Starbucks has issued an apology after six police officers were asked to leave one of its stores in Tempe, Arizona, on July 4 because a customer complained of not feeling “safe” with them there.
The officers were drinking coffee at the Starbucks before starting their shifts when an employee, who knew one of the officers because he was a regular, asked them to move out of the customer’s line of sight or leave, according to the Tempe Officers Association.
The barista told the officers that the unidentified customer “did not feel safe” in their presence, the police union said in a statement on Twitter.
“This treatment of public safety workers could not be more disheartening,” the union said. “While the barista was polite, making such a request at all was offensive. Unfortunately, such treatment has become all too common in 2019.”

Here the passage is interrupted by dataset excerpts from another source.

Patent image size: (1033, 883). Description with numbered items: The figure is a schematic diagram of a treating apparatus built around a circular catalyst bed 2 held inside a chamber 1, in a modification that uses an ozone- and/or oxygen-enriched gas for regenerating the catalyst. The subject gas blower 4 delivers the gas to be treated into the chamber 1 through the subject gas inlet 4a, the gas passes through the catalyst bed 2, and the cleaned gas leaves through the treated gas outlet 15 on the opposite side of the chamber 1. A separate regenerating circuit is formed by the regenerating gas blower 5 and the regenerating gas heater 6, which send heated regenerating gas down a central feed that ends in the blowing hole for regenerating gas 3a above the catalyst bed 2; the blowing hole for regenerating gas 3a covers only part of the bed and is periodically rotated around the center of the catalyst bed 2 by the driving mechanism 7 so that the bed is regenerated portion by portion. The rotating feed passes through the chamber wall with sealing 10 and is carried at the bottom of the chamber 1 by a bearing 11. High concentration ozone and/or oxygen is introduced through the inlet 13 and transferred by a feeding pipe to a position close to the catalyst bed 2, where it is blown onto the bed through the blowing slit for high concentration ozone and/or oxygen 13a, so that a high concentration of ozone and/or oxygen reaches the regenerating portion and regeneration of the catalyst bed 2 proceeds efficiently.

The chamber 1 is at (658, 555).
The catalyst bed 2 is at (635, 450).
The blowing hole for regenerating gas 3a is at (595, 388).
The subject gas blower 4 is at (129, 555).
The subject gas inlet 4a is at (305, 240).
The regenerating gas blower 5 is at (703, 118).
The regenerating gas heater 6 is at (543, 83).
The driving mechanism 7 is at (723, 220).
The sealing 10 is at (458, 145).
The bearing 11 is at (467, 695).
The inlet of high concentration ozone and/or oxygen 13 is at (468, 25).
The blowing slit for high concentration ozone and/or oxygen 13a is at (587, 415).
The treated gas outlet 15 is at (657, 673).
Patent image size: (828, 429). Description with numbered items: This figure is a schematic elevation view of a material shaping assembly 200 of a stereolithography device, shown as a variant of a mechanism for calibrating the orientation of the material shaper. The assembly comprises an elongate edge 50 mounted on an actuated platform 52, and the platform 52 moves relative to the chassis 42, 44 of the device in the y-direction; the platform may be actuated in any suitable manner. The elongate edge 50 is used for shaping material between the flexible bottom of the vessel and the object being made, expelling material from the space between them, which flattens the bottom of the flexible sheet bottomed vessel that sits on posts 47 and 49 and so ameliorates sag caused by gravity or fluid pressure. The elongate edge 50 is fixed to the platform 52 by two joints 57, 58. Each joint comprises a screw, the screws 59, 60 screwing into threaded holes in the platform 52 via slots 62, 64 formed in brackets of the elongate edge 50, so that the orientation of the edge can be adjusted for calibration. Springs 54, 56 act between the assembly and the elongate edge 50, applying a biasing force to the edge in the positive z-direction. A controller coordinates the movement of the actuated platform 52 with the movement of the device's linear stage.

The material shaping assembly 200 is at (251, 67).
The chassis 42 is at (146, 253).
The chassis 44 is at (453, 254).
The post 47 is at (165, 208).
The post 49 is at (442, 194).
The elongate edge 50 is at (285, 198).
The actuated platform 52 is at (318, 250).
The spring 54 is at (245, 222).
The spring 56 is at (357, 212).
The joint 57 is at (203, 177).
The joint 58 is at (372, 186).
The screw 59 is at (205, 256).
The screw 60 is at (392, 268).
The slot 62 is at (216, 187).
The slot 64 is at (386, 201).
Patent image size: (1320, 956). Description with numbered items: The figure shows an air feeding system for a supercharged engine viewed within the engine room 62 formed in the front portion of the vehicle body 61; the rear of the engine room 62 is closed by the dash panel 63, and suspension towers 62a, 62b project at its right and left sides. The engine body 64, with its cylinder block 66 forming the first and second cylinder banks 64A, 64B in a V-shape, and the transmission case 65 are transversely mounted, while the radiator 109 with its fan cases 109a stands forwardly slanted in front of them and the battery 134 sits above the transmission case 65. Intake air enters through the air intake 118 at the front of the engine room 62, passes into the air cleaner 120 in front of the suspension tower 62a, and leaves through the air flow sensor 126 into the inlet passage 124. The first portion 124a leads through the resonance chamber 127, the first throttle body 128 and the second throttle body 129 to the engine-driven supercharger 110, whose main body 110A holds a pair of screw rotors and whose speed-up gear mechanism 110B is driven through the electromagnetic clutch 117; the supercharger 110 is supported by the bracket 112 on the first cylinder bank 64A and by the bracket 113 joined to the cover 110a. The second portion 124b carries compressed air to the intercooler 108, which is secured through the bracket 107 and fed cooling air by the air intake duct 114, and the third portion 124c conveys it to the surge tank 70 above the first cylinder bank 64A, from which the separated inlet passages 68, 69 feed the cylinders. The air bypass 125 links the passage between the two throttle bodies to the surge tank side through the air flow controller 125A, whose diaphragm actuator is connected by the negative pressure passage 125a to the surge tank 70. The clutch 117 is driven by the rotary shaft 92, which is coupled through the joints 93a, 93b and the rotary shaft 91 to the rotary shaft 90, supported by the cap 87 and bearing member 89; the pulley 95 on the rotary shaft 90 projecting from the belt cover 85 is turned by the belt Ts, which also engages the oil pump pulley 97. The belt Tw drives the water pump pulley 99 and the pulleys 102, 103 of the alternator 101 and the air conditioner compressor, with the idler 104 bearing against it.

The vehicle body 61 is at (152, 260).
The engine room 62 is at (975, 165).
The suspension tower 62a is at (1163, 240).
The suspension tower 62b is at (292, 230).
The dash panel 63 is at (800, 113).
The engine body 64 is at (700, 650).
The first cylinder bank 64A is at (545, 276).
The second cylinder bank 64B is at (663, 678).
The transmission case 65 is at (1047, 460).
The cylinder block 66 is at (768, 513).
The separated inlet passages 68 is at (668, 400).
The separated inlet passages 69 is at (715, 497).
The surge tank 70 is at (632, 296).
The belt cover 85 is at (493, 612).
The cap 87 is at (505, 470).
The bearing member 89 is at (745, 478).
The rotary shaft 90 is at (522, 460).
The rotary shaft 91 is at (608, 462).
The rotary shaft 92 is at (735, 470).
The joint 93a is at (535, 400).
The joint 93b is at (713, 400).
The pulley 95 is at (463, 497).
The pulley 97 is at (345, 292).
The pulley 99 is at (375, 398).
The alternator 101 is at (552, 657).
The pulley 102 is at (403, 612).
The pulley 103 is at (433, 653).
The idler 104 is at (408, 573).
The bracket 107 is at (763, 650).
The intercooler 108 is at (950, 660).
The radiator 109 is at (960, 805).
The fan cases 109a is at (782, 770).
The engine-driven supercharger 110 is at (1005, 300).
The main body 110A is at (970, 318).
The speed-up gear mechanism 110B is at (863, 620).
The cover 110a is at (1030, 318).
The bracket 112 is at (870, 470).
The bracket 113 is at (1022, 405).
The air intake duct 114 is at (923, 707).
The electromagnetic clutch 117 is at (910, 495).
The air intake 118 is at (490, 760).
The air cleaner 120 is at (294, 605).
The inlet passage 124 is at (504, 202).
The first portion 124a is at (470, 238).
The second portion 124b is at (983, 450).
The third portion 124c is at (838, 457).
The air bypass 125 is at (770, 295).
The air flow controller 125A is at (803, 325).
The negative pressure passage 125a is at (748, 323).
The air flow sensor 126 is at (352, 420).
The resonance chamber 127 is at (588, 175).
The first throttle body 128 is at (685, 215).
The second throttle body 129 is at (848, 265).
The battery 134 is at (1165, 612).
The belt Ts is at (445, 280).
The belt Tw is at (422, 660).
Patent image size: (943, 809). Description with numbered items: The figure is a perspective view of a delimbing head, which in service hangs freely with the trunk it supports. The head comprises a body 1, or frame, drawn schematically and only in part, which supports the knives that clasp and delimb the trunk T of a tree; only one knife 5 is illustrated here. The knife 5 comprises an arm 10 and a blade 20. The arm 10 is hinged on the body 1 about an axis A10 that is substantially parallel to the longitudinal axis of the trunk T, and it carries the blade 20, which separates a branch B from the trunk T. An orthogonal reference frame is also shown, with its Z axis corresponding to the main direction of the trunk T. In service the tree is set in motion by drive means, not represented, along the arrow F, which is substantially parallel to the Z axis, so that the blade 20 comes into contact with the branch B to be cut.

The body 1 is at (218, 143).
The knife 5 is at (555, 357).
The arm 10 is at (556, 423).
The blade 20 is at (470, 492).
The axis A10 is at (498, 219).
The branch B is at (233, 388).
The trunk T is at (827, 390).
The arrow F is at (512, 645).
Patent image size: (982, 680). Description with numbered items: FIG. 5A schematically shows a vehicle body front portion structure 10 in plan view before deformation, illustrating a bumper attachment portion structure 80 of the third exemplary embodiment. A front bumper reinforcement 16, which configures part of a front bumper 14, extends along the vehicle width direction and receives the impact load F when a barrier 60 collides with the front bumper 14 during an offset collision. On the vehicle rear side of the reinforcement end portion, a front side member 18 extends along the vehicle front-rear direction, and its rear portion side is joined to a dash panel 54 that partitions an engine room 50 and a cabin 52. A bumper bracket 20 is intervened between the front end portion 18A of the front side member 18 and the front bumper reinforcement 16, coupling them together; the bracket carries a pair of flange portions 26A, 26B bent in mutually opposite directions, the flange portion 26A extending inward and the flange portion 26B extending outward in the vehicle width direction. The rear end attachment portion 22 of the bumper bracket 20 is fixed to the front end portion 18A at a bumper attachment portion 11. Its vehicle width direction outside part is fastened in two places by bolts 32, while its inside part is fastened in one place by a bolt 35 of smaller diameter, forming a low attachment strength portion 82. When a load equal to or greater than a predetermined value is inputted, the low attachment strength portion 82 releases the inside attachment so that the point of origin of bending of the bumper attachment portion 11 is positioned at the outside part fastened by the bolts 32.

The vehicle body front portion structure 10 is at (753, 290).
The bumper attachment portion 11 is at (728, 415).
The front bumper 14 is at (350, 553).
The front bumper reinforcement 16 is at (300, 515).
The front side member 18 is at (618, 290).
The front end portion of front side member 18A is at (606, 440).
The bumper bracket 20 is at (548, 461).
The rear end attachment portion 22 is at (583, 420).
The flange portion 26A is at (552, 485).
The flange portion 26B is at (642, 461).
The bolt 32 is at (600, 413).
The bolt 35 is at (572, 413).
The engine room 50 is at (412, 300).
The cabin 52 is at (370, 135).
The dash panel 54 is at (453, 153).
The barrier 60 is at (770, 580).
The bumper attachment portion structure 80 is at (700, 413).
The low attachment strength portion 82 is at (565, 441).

“When those officers entered the store and a customer raised a concern over their presence, they should have been welcomed and treated with dignity and the utmost respect by our partners (employees). Instead, they were made to feel unwelcome and disrespected, which is completely unacceptable,” said Rossann Williams, Starbucks’ executive vice president and president of its U.S. retail operations.
Williams, who has offered to meet with Tempe officers Sunday evening, said the chain is taking “the necessary steps to ensure this doesn’t happen again in the future.”
The company has not said what, if any, disciplinary action the employee faces.